There were some limitations to this systematic review. It is possible that some studies which would have met the inclusion criteria were not identified. Only databases indexed in PubMed were included, so any unpublished reports and other gray literature would not have been detected by our search. Similarly, studies that found significant positive associations may have been more likely to appear in the literature due to publication bias. Our restriction to articles published in English may have also excluded some relevant papers. While a major strength of this study is its coverage of two and a half decades of literature, changes in the epidemiology of HAIs, infection control policies and procedures, and study methodology over time may have introduced some variability to the studies we reviewed. Lastly, we were unable to conduct a meta-analysis or provide a funnel plot because the studies assessed a wide variety of outcomes.

Notwithstanding these limitations, it is notable that the studies which reported significant findings were conducted across a range of institutions in several different countries across multiple decades.

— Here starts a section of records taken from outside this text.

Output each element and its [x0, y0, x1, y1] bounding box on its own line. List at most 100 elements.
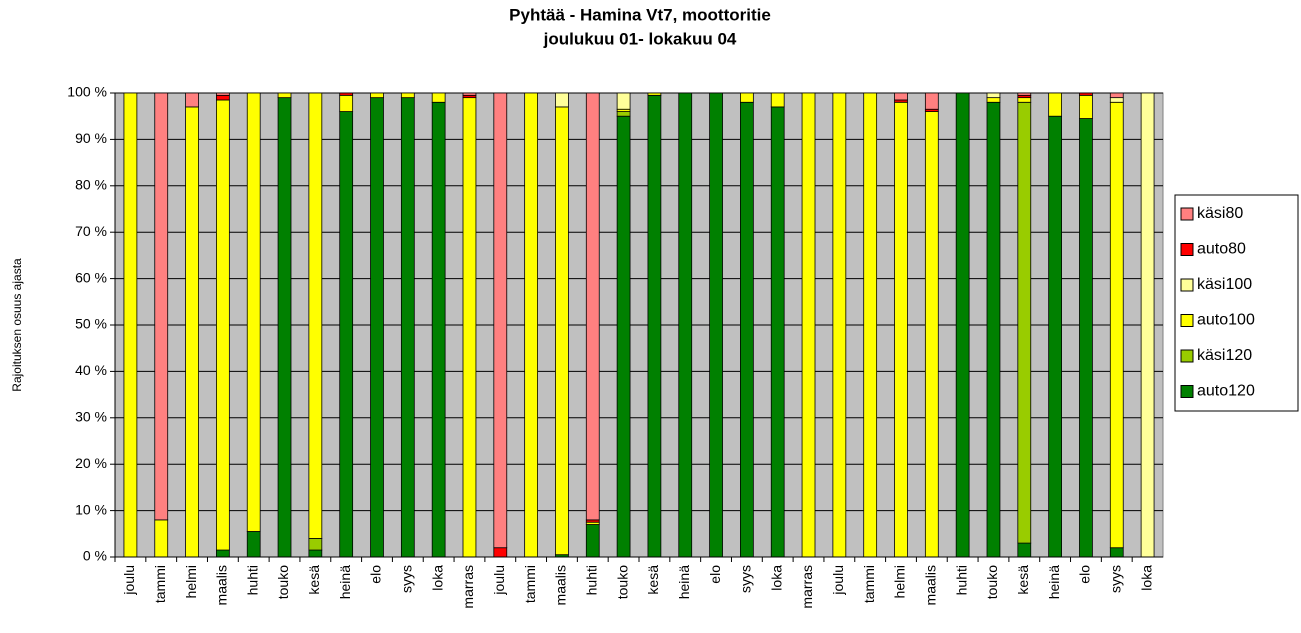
chart-subtitle: joulukuu 01- lokakuu 04 [543, 29, 737, 48]
legend-swatch [1180, 278, 1194, 292]
bar-segment [647, 92, 662, 96]
x-tick-label: helmi [183, 565, 199, 598]
bar-segment [1079, 118, 1093, 558]
x-tick-label: helmi [892, 565, 908, 598]
legend-label: käsi80 [1197, 205, 1243, 222]
y-tick-label: 10 % [75, 501, 107, 517]
bar-segment [1017, 92, 1032, 96]
bar-segment [154, 92, 169, 521]
bar-segment [462, 92, 477, 96]
legend-swatch [1180, 207, 1194, 221]
bar-segment [986, 101, 1001, 558]
x-tick-label: kesä [306, 565, 322, 595]
bar-segment [216, 92, 230, 96]
bar-segment [216, 94, 230, 101]
x-tick-label: loka [1138, 565, 1154, 591]
legend-label: käsi120 [1197, 347, 1252, 364]
legend-label: auto120 [1197, 383, 1255, 400]
legend-swatch [1180, 243, 1194, 256]
bar-segment [1048, 92, 1062, 117]
legend-swatch [1180, 314, 1194, 327]
y-tick-label: 40 % [75, 362, 107, 378]
y-tick-label: 80 % [75, 177, 107, 193]
legend-label: auto100 [1197, 312, 1255, 329]
bar-segment [1079, 92, 1093, 96]
x-tick-label: huhti [244, 565, 260, 595]
bar-segment [616, 92, 631, 110]
bar-segment [1017, 101, 1032, 544]
x-tick-label: maalis [553, 565, 569, 605]
bar-segment [524, 92, 538, 558]
bar-segment [1079, 94, 1093, 119]
bar-segment [400, 97, 415, 558]
x-tick-label: joulu [121, 565, 137, 596]
x-tick-label: touko [275, 565, 291, 599]
bar-segment [894, 92, 908, 101]
bar-segment [431, 101, 446, 558]
bar-segment [986, 97, 1001, 103]
y-tick-label: 100 % [67, 84, 107, 100]
bar-segment [339, 92, 354, 96]
x-tick-label: maalis [214, 565, 230, 605]
legend-label: auto80 [1197, 241, 1246, 258]
bar-segment [585, 524, 600, 558]
bar-segment [894, 101, 908, 558]
x-tick-label: kesä [645, 565, 661, 595]
bar-segment [277, 92, 292, 99]
bar-segment [1048, 115, 1062, 558]
chart-title: Pyhtää - Hamina Vt7, moottoritie [509, 5, 771, 24]
bar-segment [740, 92, 754, 103]
x-tick-label: syys [738, 565, 754, 593]
bar-segment [246, 92, 261, 532]
bar-segment [308, 538, 323, 551]
legend-box [1174, 194, 1299, 412]
bar-segment [185, 106, 199, 558]
bar-segment [740, 101, 754, 558]
bar-segment [308, 92, 323, 539]
legend-swatch [1180, 349, 1194, 363]
x-tick-label: tammi [152, 565, 168, 603]
x-tick-label: heinä [1046, 565, 1062, 599]
bar-segment [986, 92, 1001, 99]
x-tick-label: tammi [861, 565, 877, 603]
y-tick-label: 0 % [83, 548, 107, 564]
x-tick-label: loka [768, 565, 784, 591]
x-tick-label: heinä [337, 565, 353, 599]
bar-segment [1109, 101, 1124, 549]
bar-segment [1109, 92, 1124, 99]
bar-segment [123, 92, 138, 558]
bar-segment [1109, 547, 1124, 558]
bar-segment [678, 92, 693, 558]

Presumably, the diverse study facilities employed a variety of cleaning products, methods, and infection control policies. Despite possible variations in practice, exposure to roommates and prior room occupants may have played a role in infection outcomes. Several gaps in the literature remain, however, specifically with regard to organisms that are endemic in health care settings and, therefore, difficult to associate with specific sources of exposure. The use of molecular typing would provide more definitive evidence concerning the role of roommates and prior room occupants in the epidemiology of HAIs.